À Mme Gaches-Sarraute revient également le mérite d’avoir démontré :

1° Que : « non seulement le corset atrophie les muscles situés en avant du thorax, mais encore que l’action en arrière du corset s’ajoute à l’action précédente. En diminuant l’action des muscles dorsaux, il gêne le redressement du buste. La partie postérieure du dos s’allonge donc en s’incurvant au détriment de la paroi antérieure qui se raccourcit ».

2° Que : « si à l’état normal, la cage thoracique se rapproche facilement de la hanche sous l’influence des mouvements de latéralité de la colonne vertébrale, avec le corset ce mouvement est impossible. Les deux cavités osseuses sont maintenues à une distance fixe l’une de l’autre par les armatures rigides et verticales qui composent le corset. Celui-ci prend un point d’appui sur les côtes et sur les crêtes iliaques, et s'étend de l’une à l'autre à la façon d'une attelle qui les fixerait des deux côtés ».
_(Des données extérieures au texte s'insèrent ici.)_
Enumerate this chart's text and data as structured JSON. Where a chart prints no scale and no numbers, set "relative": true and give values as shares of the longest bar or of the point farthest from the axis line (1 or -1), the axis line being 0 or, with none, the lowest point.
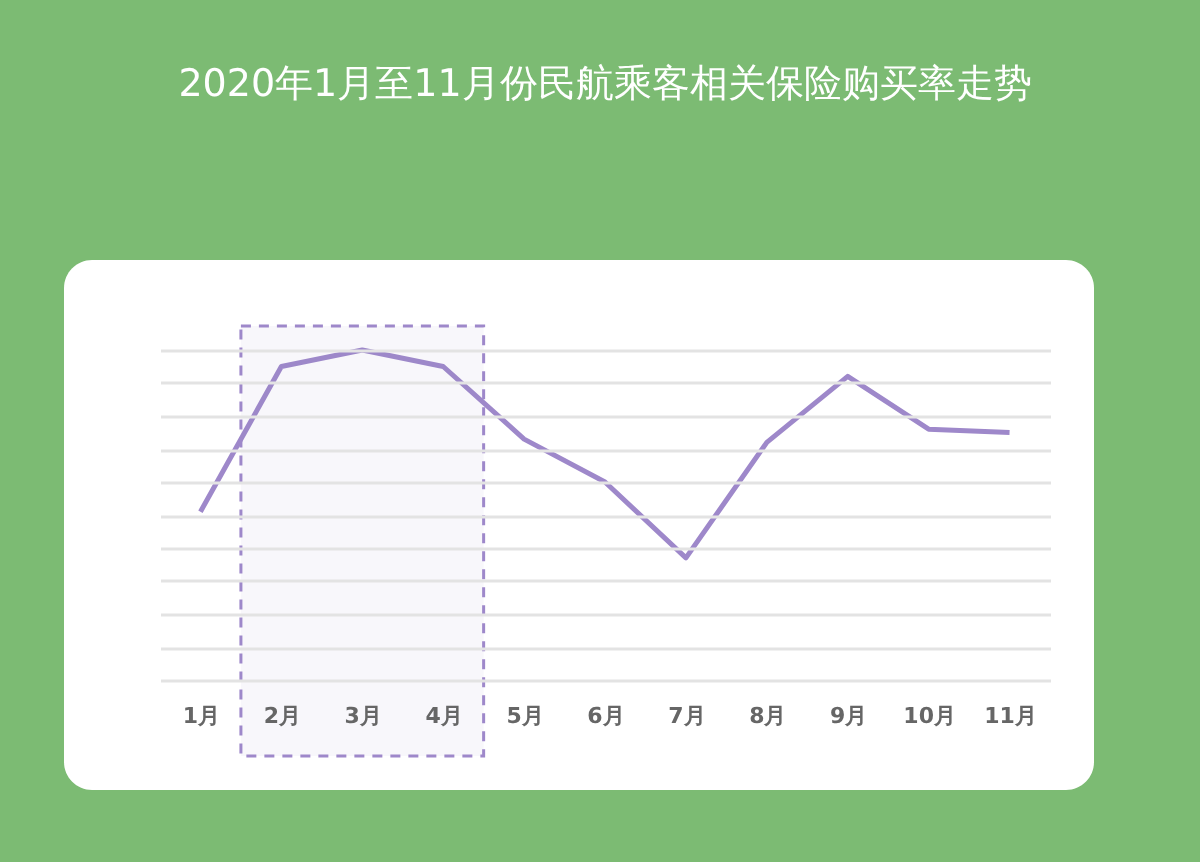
{
  "chart_data": {
    "type": "line",
    "title": "2020年1月至11月份民航乘客相关保险购买率走势",
    "relative": true,
    "grid": "y",
    "marker": "none",
    "line_style": "solid",
    "categories": [
      "1月",
      "2月",
      "3月",
      "4月",
      "5月",
      "6月",
      "7月",
      "8月",
      "9月",
      "10月",
      "11月"
    ],
    "series": [
      {
        "color": "#9e88ca",
        "values": [
          0.51,
          0.95,
          1,
          0.95,
          0.73,
          0.6,
          0.37,
          0.72,
          0.92,
          0.76,
          0.75
        ]
      }
    ],
    "bands": [
      {
        "axis": "x",
        "from": "2月",
        "to": "4月",
        "color": "#9e88ca"
      }
    ]
  }
}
Les déformations produites par le corset ne sont pas toujours aussi considérables, mais le nombre des jeunes filles qui, par suite de l'habitude de serrer trop leur corset, en sont atteintes, est considérable. La vue seule permet de le constater facilement. Malheureusement, le plus grand nombre ne veulent pas se laisser examiner. Par l'habitude, elles perdent conscience de la pression exercée par leur corset, et M. Hayern croit qu'elles sont de bonne foi quand elles répondent au médecin : « Mais voyez donc, je ne suis pas serrée ; on y passerait les deux poings », sans se rendre compte que si elles passent les deux poings, c'est précisément parce que leur thorax a été déformé par des strictions antérieures.

Ces déformations sont faciles à diagnostiquer à la simple inspection du thorax, par la vue du sillon circulaire laissé par la ligne de striction maximum. Quand une jeune fille se vante d'avoir 58, 55, 50 et même 45 centimètres de tour de taille, comme certains mannequins de nos grands couturiers, il est bien facile de diagnostiquer le rétrécissement, si on se rappelle que la Vénus de Médicis a environ 80 centimètres de tour de taille.

Les déformations osseuses et musculaires produites par le corset sont les plus apparentes, mais ce ne sont pas les seules ni les plus graves. Sous l'influence de cette constriction, les poumons, le cœur, l'estomac, le foie, l'appareil génito-urinaire, en subissent la désastreuse influence. Nous étudierons ces inconvénients dans les chapitres suivants. De ce qui précède, nous pouvons dire que le corset trop serré produit :

Une déformation caractéristique du thorax présentant deux types : l’un, plus fréquent, caractérisé par le refoulement des cinq ou six dernières côtes, la disparition de l’angle formé par les cartilages costaux et le sternum ; l’autre, plus rare, par un étranglement siégeant au-dessus des dernières côtes qui sont refoulées en bas.

Quel que soit le type de déformation osseuse, il s’accompagne de déformations musculaires qui annihilent la contractibilité des muscles droits, incurvent la région lombaire de la colonne vertébrale. Cette incurvation en dedans est la conséquence de l’atrophie par compression des muscles du dos.